For the first time since entering the league, Ramirez fell out of the top-five in fantasy value and the top-seven in WAR at shortstop in 2011. Some of this was due to injury, as he played just 92 games. However, you’ll notice in the table below that his runs and home runs on a per-game basis were at career lows as well. Ramirez’ power was sapped and, thanks in part to a bad Marlins team, his scoring ability was mediocre.
In 2012, some expected Ramirez to bounce back with the move to third base being more forgiving on his body and the line-up around him being a bit better. A return to health helped and his value was restored, but he wasn’t quite the player he was before – the runs were down even further, the stolen bases fell off a cliff, and the home runs didn’t recuperate enough value to push him past fifth.
This year there was some trepidation as to whether Ramirez, now back at shortstop, would hold up in his age-29 season. Enter a thumb injury in spring training, and Ramirez’ value in late drafts was low. Some thought to grab him and stash him on their DL, but a thigh injury after just four games put him back on the shelf.
Since his return on June 4, though, we’ve been treated to a taste of the “old Hanley,” as Ramirez has been insanely productive.

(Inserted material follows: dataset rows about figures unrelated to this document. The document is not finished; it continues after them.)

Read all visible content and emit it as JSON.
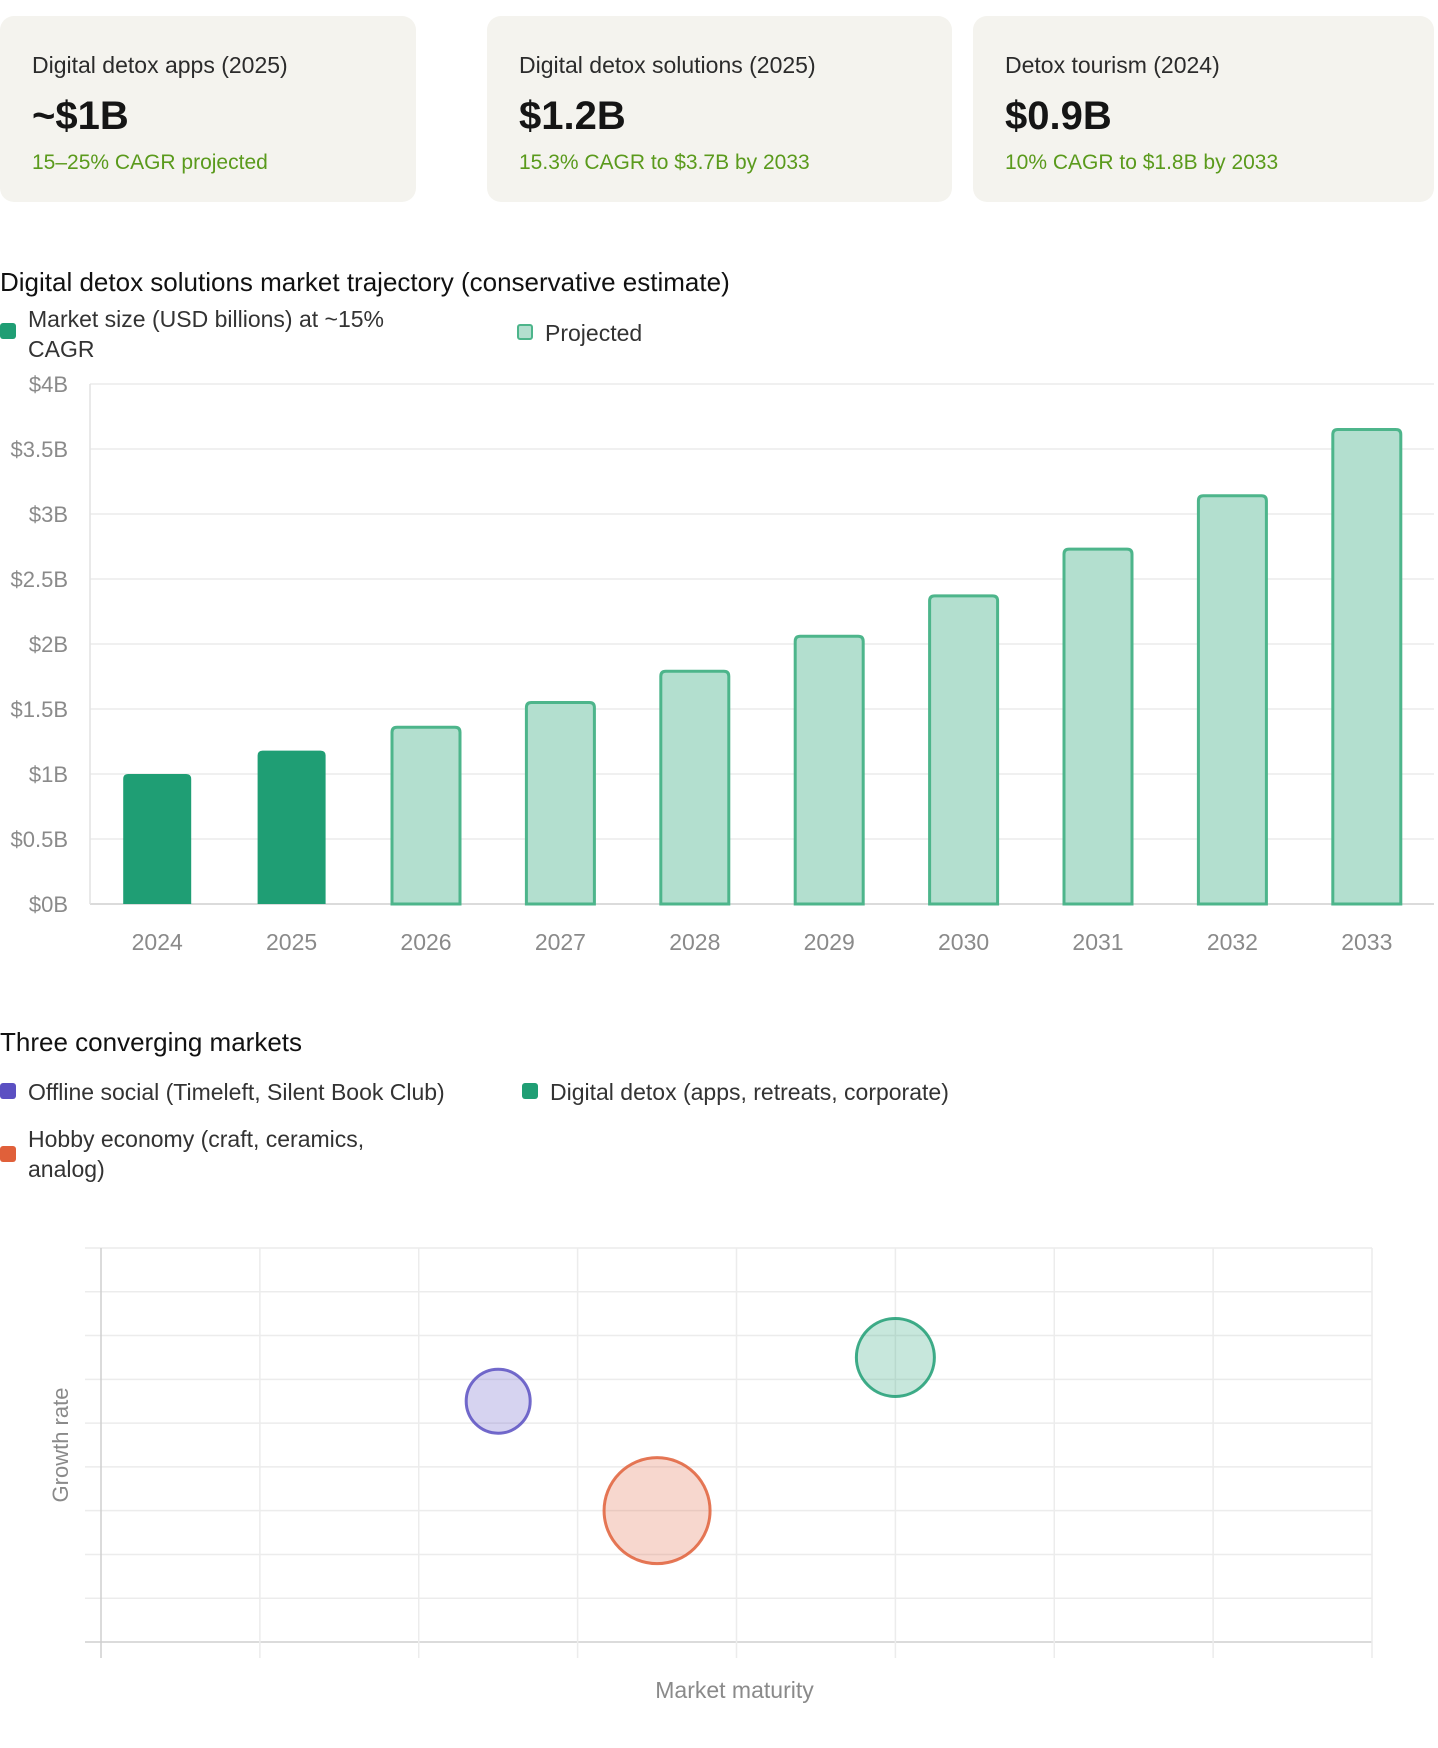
{
  "cards": [
    {
      "label": "Digital detox apps (2025)",
      "value": "~$1B",
      "sub": "15–25% CAGR projected"
    },
    {
      "label": "Digital detox solutions (2025)",
      "value": "$1.2B",
      "sub": "15.3% CAGR to $3.7B by 2033"
    },
    {
      "label": "Detox tourism (2024)",
      "value": "$0.9B",
      "sub": "10% CAGR to $1.8B by 2033"
    }
  ],
  "bar_section": {
    "title": "Digital detox solutions market trajectory (conservative estimate)",
    "legend": [
      {
        "line1": "Market size (USD billions) at ~15%",
        "line2": "CAGR"
      },
      {
        "line1": "Projected"
      }
    ]
  },
  "bubble_section": {
    "title": "Three converging markets",
    "legend": [
      {
        "line1": "Offline social (Timeleft, Silent Book Club)"
      },
      {
        "line1": "Digital detox (apps, retreats, corporate)"
      },
      {
        "line1": "Hobby economy (craft, ceramics,",
        "line2": "analog)"
      }
    ]
  },
  "colors": {
    "actual": "#1f9e74",
    "projected_fill": "#b3dfcf",
    "projected_border": "#4db58b",
    "offline_social": "#5b50c2",
    "digital_detox": "#1f9e74",
    "hobby_economy": "#e0603a",
    "card_bg": "#f4f3ee",
    "card_sub": "#5a9a1c"
  },
  "chart_data": [
    {
      "type": "bar",
      "title": "Digital detox solutions market trajectory (conservative estimate)",
      "categories": [
        "2024",
        "2025",
        "2026",
        "2027",
        "2028",
        "2029",
        "2030",
        "2031",
        "2032",
        "2033"
      ],
      "series": [
        {
          "name": "Market size (USD billions) at ~15% CAGR",
          "values": [
            1.0,
            1.18,
            1.36,
            1.55,
            1.79,
            2.06,
            2.37,
            2.73,
            3.14,
            3.65
          ]
        }
      ],
      "projected_from_index": 2,
      "yticks": [
        "$0B",
        "$0.5B",
        "$1B",
        "$1.5B",
        "$2B",
        "$2.5B",
        "$3B",
        "$3.5B",
        "$4B"
      ],
      "ylim": [
        0,
        4
      ],
      "grid": true,
      "legend": "top-left"
    },
    {
      "type": "scatter",
      "title": "Three converging markets",
      "xlabel": "Market maturity",
      "ylabel": "Growth rate",
      "xlim": [
        0,
        8
      ],
      "ylim": [
        0,
        9
      ],
      "grid": true,
      "legend": "top-left",
      "series": [
        {
          "name": "Offline social (Timeleft, Silent Book Club)",
          "points": [
            {
              "x": 2.5,
              "y": 5.5,
              "r": 32
            }
          ],
          "color_key": "offline_social"
        },
        {
          "name": "Digital detox (apps, retreats, corporate)",
          "points": [
            {
              "x": 5.0,
              "y": 6.5,
              "r": 39
            }
          ],
          "color_key": "digital_detox"
        },
        {
          "name": "Hobby economy (craft, ceramics, analog)",
          "points": [
            {
              "x": 3.5,
              "y": 3.0,
              "r": 53
            }
          ],
          "color_key": "hobby_economy"
        }
      ]
    }
  ]
}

It’s a small 32-game sample, of course, but on a per game basis his runs and home runs are higher than they have been since 2008, his RBI their highest since 2009, and his batting average a ludicrous and unsustainable .410. The stolen bases haven’t come back and it’s possible that the thigh strain will prevent that value from returning this year, but he’s done enough in a third of the time as everyone else to rank 14th among shortstops in full-season value, first in per-game value by a landslide.
Ramirez is striking out and walking less than is normal for him, meaning his sky-high BABIP has had additional influence on his final line. However, his .420 BABIP can’t be looked at alone, as he’s been a .334 BABIP guy for his career, a rate that was even higher until 2011. A reason it’s been so good in 2013? A 27.3% line drive rate, one of the best in baseball. Further to that, the line drives have been taken out of his fly balls more than his groundballs, creating a batted ball profile that screams high-BABIP player. Some of these elements are subject to stringer bias, but I’d guess that if he qualified he’d rank highly on ESPN’s proprietary Well Hit Average, too.
But it’s not all rainbows and lollipops – Ramirez has a striking rise in his O-Swing%, perhaps learning from teammate Yasiel Puig, and he’s swung at more pitches overall without much of an uptick in contact rate.
This ultra-aggressive new Ramirez might be the perfect approach to rebuild his confidence, but it’s nowhere close to sustainable once the strikeouts start presenting themselves. With that said, it’s difficult to look at the runs and the power coming back up and not conclude that he’s a huge asset at the pivot. If you can convince someone in your league that he’s due for BABIP regression and a slump, by all means do so and then grab him.
He’s not the Hanley of old, because few shortstops have ever been so good for so long. But he’s showing enough of the old Hanley to make him a top-two fantasy shortstop for the rest of the season. (Inside the top two, flip a coin between him and Troy Tulowitzki to see who gets hurt next and falls to second place.)